6. As soon as آپ have one, a better one is just around the corner.

5. No one but the creator understands the internal logic.

4. Even your smallest mistakes are immediately committed to memory for future reference.

3. The native language used to communicate with other computers is incomprehensible to everyone else.

2. The message "Bad Command یا File Name" is about as informative as

"If آپ don't know why I'm mad at you, then I'm certainly not going to tell you".

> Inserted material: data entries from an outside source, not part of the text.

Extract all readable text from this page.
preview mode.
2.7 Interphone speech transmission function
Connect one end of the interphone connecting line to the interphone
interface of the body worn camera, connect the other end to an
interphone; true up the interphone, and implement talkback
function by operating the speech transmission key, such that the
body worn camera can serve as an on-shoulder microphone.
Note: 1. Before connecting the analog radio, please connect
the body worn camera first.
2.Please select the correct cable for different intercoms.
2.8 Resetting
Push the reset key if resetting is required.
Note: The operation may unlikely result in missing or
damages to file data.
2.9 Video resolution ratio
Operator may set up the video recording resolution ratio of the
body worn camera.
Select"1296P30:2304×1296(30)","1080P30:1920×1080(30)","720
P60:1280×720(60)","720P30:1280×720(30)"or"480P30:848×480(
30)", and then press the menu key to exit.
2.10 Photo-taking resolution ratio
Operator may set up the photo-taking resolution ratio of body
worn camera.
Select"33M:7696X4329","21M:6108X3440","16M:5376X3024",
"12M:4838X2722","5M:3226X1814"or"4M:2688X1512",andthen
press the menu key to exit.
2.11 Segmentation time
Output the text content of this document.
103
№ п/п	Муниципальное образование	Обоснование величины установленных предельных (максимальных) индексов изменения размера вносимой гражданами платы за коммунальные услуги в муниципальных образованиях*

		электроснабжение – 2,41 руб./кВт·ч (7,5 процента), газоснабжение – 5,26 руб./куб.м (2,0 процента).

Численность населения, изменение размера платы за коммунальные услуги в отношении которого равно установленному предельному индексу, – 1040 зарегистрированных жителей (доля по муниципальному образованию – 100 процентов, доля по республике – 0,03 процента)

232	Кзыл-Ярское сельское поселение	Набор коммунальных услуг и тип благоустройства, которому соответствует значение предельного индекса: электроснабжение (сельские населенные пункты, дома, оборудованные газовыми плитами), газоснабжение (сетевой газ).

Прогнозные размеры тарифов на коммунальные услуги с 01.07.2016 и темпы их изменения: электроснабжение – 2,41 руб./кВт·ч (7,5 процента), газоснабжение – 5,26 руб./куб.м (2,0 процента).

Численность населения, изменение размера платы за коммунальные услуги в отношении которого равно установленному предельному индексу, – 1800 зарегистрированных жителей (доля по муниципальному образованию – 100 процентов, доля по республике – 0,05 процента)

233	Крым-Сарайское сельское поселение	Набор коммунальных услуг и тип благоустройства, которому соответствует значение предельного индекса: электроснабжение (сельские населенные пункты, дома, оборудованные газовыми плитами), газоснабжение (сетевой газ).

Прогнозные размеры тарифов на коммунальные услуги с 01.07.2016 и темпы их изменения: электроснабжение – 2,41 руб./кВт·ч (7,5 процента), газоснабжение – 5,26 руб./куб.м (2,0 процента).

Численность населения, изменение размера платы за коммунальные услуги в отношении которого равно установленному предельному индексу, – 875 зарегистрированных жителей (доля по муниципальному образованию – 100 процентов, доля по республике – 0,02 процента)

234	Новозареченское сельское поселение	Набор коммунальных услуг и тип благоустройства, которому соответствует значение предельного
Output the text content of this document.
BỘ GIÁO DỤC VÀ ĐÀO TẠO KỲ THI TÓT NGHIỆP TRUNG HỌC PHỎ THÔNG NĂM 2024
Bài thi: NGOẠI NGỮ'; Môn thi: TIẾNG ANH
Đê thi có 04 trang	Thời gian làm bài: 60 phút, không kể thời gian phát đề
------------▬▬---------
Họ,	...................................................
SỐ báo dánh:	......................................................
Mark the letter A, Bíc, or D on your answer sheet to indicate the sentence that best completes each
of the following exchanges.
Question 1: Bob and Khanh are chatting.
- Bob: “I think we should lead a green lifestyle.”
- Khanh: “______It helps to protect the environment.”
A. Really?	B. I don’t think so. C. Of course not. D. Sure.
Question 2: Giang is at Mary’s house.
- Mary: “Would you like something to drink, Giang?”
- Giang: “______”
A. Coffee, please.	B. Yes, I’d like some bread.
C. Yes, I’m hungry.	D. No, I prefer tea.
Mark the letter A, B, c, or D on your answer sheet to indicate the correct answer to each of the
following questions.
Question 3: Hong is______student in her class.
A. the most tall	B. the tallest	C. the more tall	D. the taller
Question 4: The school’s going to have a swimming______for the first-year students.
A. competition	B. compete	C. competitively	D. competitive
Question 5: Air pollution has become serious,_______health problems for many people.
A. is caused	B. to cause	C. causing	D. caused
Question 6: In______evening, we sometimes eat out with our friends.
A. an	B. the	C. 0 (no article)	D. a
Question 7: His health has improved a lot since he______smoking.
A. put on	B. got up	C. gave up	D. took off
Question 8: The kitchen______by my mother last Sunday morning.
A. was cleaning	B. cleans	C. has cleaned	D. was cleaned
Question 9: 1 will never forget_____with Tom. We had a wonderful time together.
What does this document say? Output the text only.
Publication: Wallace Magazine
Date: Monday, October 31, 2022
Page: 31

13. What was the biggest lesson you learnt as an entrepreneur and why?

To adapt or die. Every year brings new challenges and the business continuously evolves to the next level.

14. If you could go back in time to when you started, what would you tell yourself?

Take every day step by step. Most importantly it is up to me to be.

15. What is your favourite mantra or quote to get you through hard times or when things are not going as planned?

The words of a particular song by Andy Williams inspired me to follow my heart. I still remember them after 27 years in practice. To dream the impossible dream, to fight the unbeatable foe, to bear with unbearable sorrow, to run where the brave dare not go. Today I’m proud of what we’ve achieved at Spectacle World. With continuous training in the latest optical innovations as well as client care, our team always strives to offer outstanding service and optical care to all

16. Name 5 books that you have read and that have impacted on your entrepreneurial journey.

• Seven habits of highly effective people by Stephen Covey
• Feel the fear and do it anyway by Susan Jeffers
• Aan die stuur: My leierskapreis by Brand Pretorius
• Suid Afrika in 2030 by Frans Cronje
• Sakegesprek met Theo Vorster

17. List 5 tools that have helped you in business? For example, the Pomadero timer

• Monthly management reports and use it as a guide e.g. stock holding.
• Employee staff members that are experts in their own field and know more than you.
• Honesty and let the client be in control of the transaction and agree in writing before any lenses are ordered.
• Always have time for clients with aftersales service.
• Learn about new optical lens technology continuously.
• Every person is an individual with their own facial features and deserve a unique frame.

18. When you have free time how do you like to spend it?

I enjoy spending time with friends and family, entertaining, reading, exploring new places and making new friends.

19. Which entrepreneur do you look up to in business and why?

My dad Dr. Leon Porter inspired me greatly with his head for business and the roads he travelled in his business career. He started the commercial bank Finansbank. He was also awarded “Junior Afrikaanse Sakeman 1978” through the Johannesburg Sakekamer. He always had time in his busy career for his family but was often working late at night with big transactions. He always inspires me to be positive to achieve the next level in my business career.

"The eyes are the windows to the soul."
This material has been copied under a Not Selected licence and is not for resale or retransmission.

AND THE NUMBER ONE REASON COMPUTERS ARE FEMALE:

As soon as آپ make a commitment to one, آپ find yourself spending half of your paycheck on accessories for it.
posted by kitkat709477
1.everyone around آپ has an attitude problem
2.your adding chocolate chips to your cheese omelet
3.the dryer has shrunk every last pair of your jeans
4.your husband/boyfriend is suddenly agreeing to everything آپ say
5.your using your cellphone to dial up every bumpersticker that says "hows my driving call 1-800-***-dating"
6.everyone head looks like an invitation to batting practice
7.you're convinced theres a god and he's male
8.you're counting down the days till menopause
9.you're sure everyone is scheming to dive آپ crazy
10.the ibuprofen bottle is empty and آپ just bought it yesterday
11.you just want to مککا, عجیب الخلقت someone without a reason
12.if آپ start wondering if pms is excuse to get away with murder
13.if آپ were to busy thinking about ways to kill the last person who got on your nerves to realize I was only supposed to give آپ 10

a little starotype but funny
*i didn't write this,just so آپ know*
posted by HNismyfriend
Barbara Walters was doing a documentary on the customs of American Indians. While touring a reservation during the documentary she was puzzled as to why the difference in the number of feathers in the headdresses. So she asked a brave who only had one feather in his headdress, and his reply was: "Only have one woman: one woman, one feather."

Feeling the first fellow was only joking, she asked another brave. This brave had two feathers in his headdress. And he replied: "Me have two women: two women, two feathers."

Still not convinced the feathers indicated the number of sexual partners involved,...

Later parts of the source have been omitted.